Part of the problem with the stimulus package is that the price tag borders on the unimaginable. Plenty of critics have complained about waste, irrelevant projects and "pork," but Jonah Goldberg seems to have hit the conservative nail on the head: he just doesn't want to pay the bill.
That is, by far, my driving attitude in all of this. I just don't want to pay for it. It's not that I don't want government to do nice things for deserving people in certain circumstances. It's not necessarily that I'm hostile to this group of beneficiaries or that (though I am in fact hostile to some). It's that I think most of Obama's ideas will not work, will be a waste of money and will hurt the economy. And, flatly, I don't want to pay for it.

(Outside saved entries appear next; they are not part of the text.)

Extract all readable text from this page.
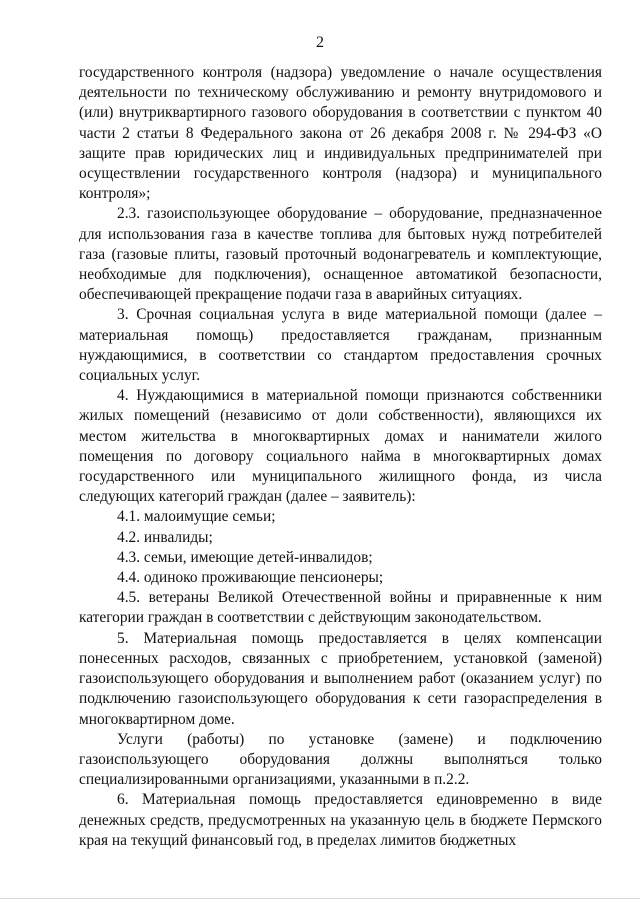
2

государственного контроля (надзора) уведомление о начале осуществления деятельности по техническому обслуживанию и ремонту внутридомового и (или) внутриквартирного газового оборудования в соответствии с пунктом 40 части 2 статьи 8 Федерального закона от 26 декабря 2008 г. № 294-ФЗ «О защите прав юридических лиц и индивидуальных предпринимателей при осуществлении государственного контроля (надзора) и муниципального контроля»;

2.3. газоиспользующее оборудование – оборудование, предназначенное для использования газа в качестве топлива для бытовых нужд потребителей газа (газовые плиты, газовый проточный водонагреватель и комплектующие, необходимые для подключения), оснащенное автоматикой безопасности, обеспечивающей прекращение подачи газа в аварийных ситуациях.

3. Срочная социальная услуга в виде материальной помощи (далее – материальная помощь) предоставляется гражданам, признанным нуждающимися, в соответствии со стандартом предоставления срочных социальных услуг.

4. Нуждающимися в материальной помощи признаются собственники жилых помещений (независимо от доли собственности), являющихся их местом жительства в многоквартирных домах и наниматели жилого помещения по договору социального найма в многоквартирных домах государственного или муниципального жилищного фонда, из числа следующих категорий граждан (далее – заявитель):

4.1. малоимущие семьи;

4.2. инвалиды;

4.3. семьи, имеющие детей-инвалидов;

4.4. одиноко проживающие пенсионеры;

4.5. ветераны Великой Отечественной войны и приравненные к ним категории граждан в соответствии с действующим законодательством.

5. Материальная помощь предоставляется в целях компенсации понесенных расходов, связанных с приобретением, установкой (заменой) газоиспользующего оборудования и выполнением работ (оказанием услуг) по подключению газоиспользующего оборудования к сети газораспределения в многоквартирном доме.

Услуги (работы) по установке (замене) и подключению газоиспользующего оборудования должны выполняться только специализированными организациями, указанными в п.2.2.

6. Материальная помощь предоставляется единовременно в виде денежных средств, предусмотренных на указанную цель в бюджете Пермского края на текущий финансовый год, в пределах лимитов бюджетных
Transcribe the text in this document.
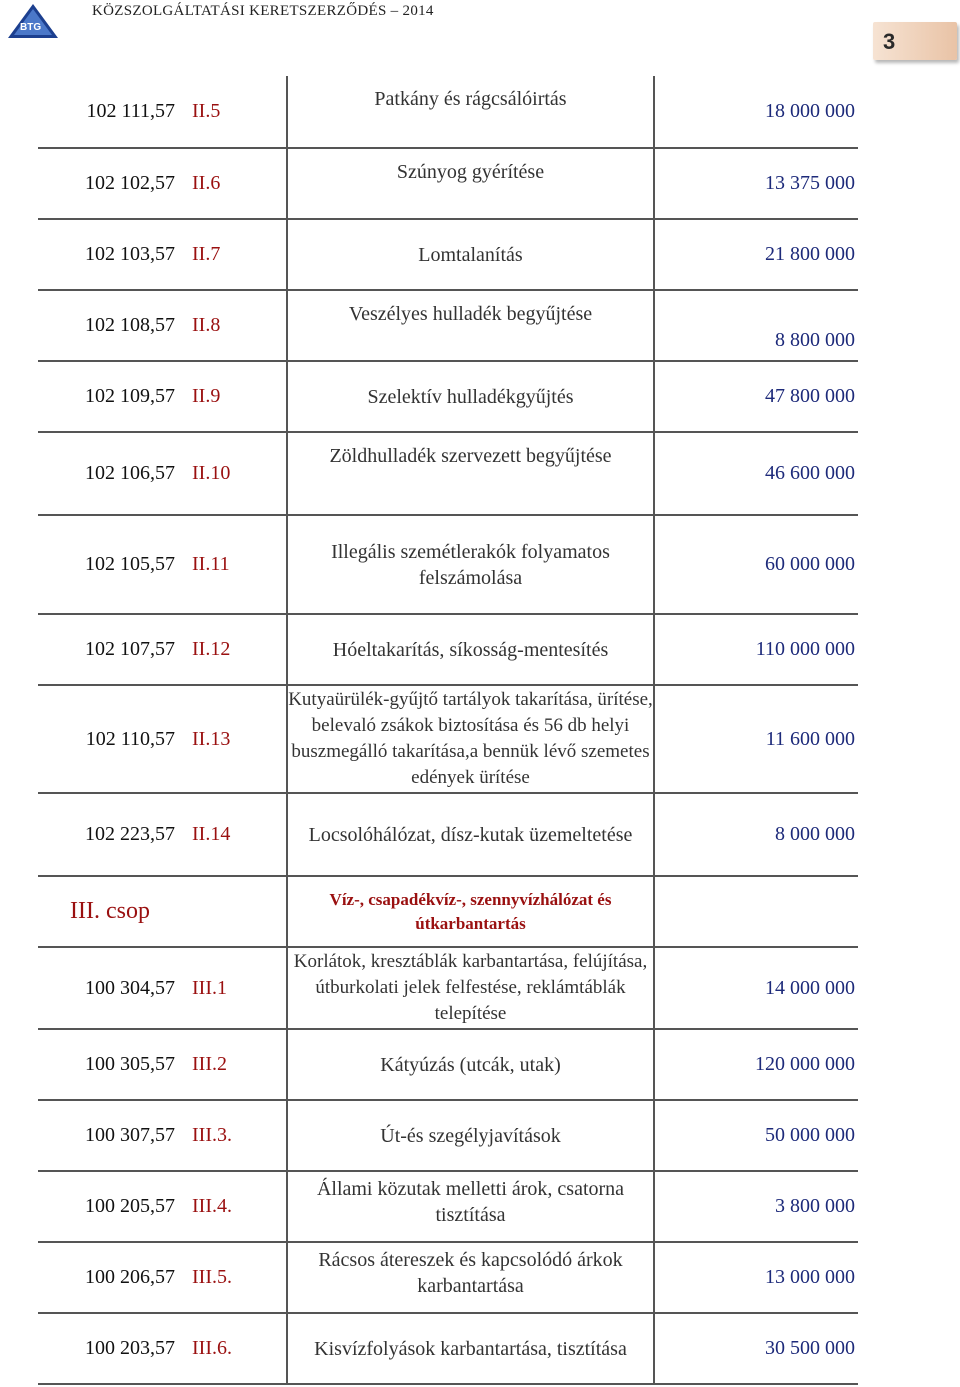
BTG
KÖZSZOLGÁLTATÁSI KERETSZERZŐDÉS – 2014
3
102 111,57	II.5	Patkány és rágcsálóirtás	18 000 000
102 102,57	II.6	Szúnyog gyérítése	13 375 000
102 103,57	II.7	Lomtalanítás	21 800 000
102 108,57	II.8	Veszélyes hulladék begyűjtése	8 800 000
102 109,57	II.9	Szelektív hulladékgyűjtés	47 800 000
102 106,57	II.10	Zöldhulladék szervezett begyűjtése	46 600 000
102 105,57	II.11	Illegális szemétlerakók folyamatos felszámolása	60 000 000
102 107,57	II.12	Hóeltakarítás, síkosság-mentesítés	110 000 000
102 110,57	II.13	Kutyaürülék-gyűjtő tartályok takarítása, ürítése, belevaló zsákok biztosítása és 56 db helyi buszmegálló takarítása,a bennük lévő szemetes edények ürítése	11 600 000
102 223,57	II.14	Locsolóhálózat, dísz-kutak üzemeltetése	8 000 000
III. csop		Víz-, csapadékvíz-, szennyvízhálózat és útkarbantartás	
100 304,57	III.1	Korlátok, kresztáblák karbantartása, felújítása, útburkolati jelek felfestése, reklámtáblák telepítése	14 000 000
100 305,57	III.2	Kátyúzás (utcák, utak)	120 000 000
100 307,57	III.3.	Út-és szegélyjavítások	50 000 000
100 205,57	III.4.	Állami közutak melletti árok, csatorna tisztítása	3 800 000
100 206,57	III.5.	Rácsos átereszek és kapcsolódó árkok karbantartása	13 000 000
100 203,57	III.6.	Kisvízfolyások karbantartása, tisztítása	30 500 000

The difficulty with promoting any public expenditure is that, outside certain universal programmes, it doesn't have the same benefit for everyone. Small-farm subsidies do nothing for urban city dwellers on their face, nor does public transport for the farmers. Programmes for the elderly don't help children directly, and public education does little for seniors. Society as a whole, however, is improved by all those programmes, and more often than not targeting public resources to specific groups with specific needs has benefits far beyond those immediately targeted.
The problem, however, is persuading people that public funds for other people is beneficial for everyone - including themselves. Part of the outrage at the claims Congressman Boehner made about rail projects was at the idea of rich Angelenos getting the fast track to Vegas to go gamble and party. Part of the problem with the gang rehabilitation tattoo-removal programme was about worthless punks and potentially-violent Goths getting all those tribal symbols taken off so they could be just like everyone else again. The list may well be endless given the preconceptions involved.
Identification is at the core of the reactions: with the people who don't get the funds allocated for those programmes, and of the people who the critics imply would. Rich people tired of driving, anti-business tree-huggers, and worthless kids not punished for turning their skins into galleries of "art." That none of the fingers pointed in this way point to actual targets is irrelevant: the picture painted fits with righteous Xtian Conservative views of the decadence of society. And of course good people don't want to reward the decadent, the lazy, or the weak.
So the RWNM makes noise about practical programmes that will help society in terms that make the recipients of the aid look like the less desirable segments of society. By doing so, not only do they make the stimulus look like waste, they make it look like waste deliberately delivered to the least meritorious among us: those that already have everything, and those that have presumably squandered whatever they had through their own (presumed) stupidity.
Thus we get back to the dinner cheque. If you take him/her out once, that's nice of you. If s/he never pays the bill, that's despicable, and a sign that you should find someone else to spend your time with and lavish your attentions upon. The Conservatives want to paint every item in the stimulus as that sort of dinner date, where the folks getting help are the same ones that never pay the bill. It's not only wasteful by their reasoning, it encourages further waste in the future by coddling the worst of us who need to learn discipline - discipline they assume they already have. It's no wonder they don't want to pay for it.